What are you using the Sys for? Have you considered adding a Loki to your stack of Schiit to help control your bass? Are you even using the tuner or DAC in your TA-100? Could you consolidate a bunch of functions with a better integrated and ditch a whole bunch of cables? There must be something out there at a reasonable price that has a good DAC, phono stage, and headphone output.

What do you think you’re missing or do you just want to do “better” in an undefined, unplanned, organic way - the audiophile equivalent to swimming upstream to spawn?


Finding such a majority I feel could at least given me some feedback about what components might be worth upgrading first.

Won’t get that here. What you will get is a hodge podge of recommendations.You’d do as good to plaster a wall with a random assortment of Stereophile and start throwing darts. But don’t take my word for it, scroll up and read. What I said. ;)

The truth is everything matters. So take one thing at random- speaker placement. You could spend the rest of the day moving and measuring and listening and get that one thing dialed in just perfect because I can guarantee you right now its not, and just that one thing would be as good an improvement as any component your $500 will buy you. Or you could put that same $500 into finding a really good power cord. And everyone will howl but the truth is you will hear it and it will massively elevate your system. Or you could put a grand into a really good cartridge and be amazed that way too.

Its precisely because everything matters that no one can tell you what you want to know. Asking a bunch of random dudes is fine over a beer and there’s definitely a crowd here acts like that’s what this is, a bar, where you go to shoot the breeze. To answer your questions seriously we need to know quite a lot about you. Not your component list. You. What you like in the way of sound. What you want in the way of a system. Not just now but years from now.

There are for example two major schools of system building- One and Done, and Lifetime Achievement. One and Done you buy a bunch of stuff all nicely matched around the same level and that’s it you’re done for years maybe forever. Lifetime Achievement you aim to upgrade not just components but the whole system over the course of many years.

If you’re Lifetime Achievement then there are times when you will stretch to buy something like a turntable that is quite a bit better than people will tell you your system deserves. But it will last you a good long time and during that time you will gradually upgrade everything until maybe one day its the turntable that needs upgrading. Or amp. Whatever. Point is not what, but how.

Right now you are focused on what to buy. When you should be focused on what are you doing? Because once you know that a lot of these other things will fall into place.

Wow such a variety of responses!

I actually have spent quite a bit of time adjusting my speaker placement. Although I don't have complete freedom in where they placed, I'm pretty happy right now with imaging and soundstage.

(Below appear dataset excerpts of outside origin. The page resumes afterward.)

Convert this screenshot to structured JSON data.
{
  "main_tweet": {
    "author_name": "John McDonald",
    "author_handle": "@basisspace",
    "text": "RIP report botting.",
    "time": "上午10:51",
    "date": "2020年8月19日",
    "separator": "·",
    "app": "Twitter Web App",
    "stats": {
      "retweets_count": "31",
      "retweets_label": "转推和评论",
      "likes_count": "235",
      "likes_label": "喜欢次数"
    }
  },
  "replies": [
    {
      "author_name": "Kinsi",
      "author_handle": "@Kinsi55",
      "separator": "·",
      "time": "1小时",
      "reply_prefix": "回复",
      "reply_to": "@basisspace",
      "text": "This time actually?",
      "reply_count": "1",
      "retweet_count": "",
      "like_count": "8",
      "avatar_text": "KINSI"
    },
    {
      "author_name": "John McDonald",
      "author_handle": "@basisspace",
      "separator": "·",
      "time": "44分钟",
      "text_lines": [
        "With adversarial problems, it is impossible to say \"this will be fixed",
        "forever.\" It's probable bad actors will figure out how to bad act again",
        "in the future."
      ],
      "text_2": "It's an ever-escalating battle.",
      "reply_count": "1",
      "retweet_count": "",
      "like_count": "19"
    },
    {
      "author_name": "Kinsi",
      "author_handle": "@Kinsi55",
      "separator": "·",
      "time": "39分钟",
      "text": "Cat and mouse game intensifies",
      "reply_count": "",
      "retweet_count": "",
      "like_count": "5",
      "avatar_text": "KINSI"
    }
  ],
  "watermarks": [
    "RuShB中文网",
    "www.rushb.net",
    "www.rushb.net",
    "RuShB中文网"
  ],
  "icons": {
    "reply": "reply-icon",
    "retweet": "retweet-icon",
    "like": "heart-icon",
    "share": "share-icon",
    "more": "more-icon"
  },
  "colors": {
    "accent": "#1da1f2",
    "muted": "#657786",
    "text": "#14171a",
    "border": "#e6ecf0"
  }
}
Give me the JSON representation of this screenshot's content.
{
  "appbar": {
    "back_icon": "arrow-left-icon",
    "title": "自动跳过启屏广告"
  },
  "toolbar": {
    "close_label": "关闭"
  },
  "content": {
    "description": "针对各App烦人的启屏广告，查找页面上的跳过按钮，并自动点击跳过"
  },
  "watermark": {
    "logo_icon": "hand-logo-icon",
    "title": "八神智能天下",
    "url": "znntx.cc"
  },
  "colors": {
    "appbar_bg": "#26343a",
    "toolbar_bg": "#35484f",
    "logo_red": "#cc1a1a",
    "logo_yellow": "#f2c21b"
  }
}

I would love to add a sub or two in the future, but for now I have to keep peace with the neighbors, especially because my landlord lives in the unit directly below me. My speaker are front ported floorstanders with two 6.5" woofers each, so they do a decent job with bass on most of the music I listen to.

catdoorman - the room is a little weird. it's part of an open living area. to the left of the listening position are sliding glass doors with vertical blinds. Behind the system and the listening couch are drywall. To the right is open space leading to the kitchen, dining room and entry. Floors are hardwood but covered almost entirely by a rug in the room with the system.  listening chair is good. rack is good. have a couple headphone stands. No power conditioning just a couple of belkin surge protectors. 

Until recently I had been using the dac, headphone amp and phono preamp in the TA-100. The modi and magni were in the bedroom/office laptop. But a little while ago I decided to try to modi instead of the internal dac for the nodi 2i. Then I went ahead and hooked up the magni and mani to just to try something new. You're right about it being a whole bunch of cables. 

I haven't mention my cables because they are nothing special. I have the PYST interconnects between all the Schitt boxes. 

Maybe cables and power should be my next investment?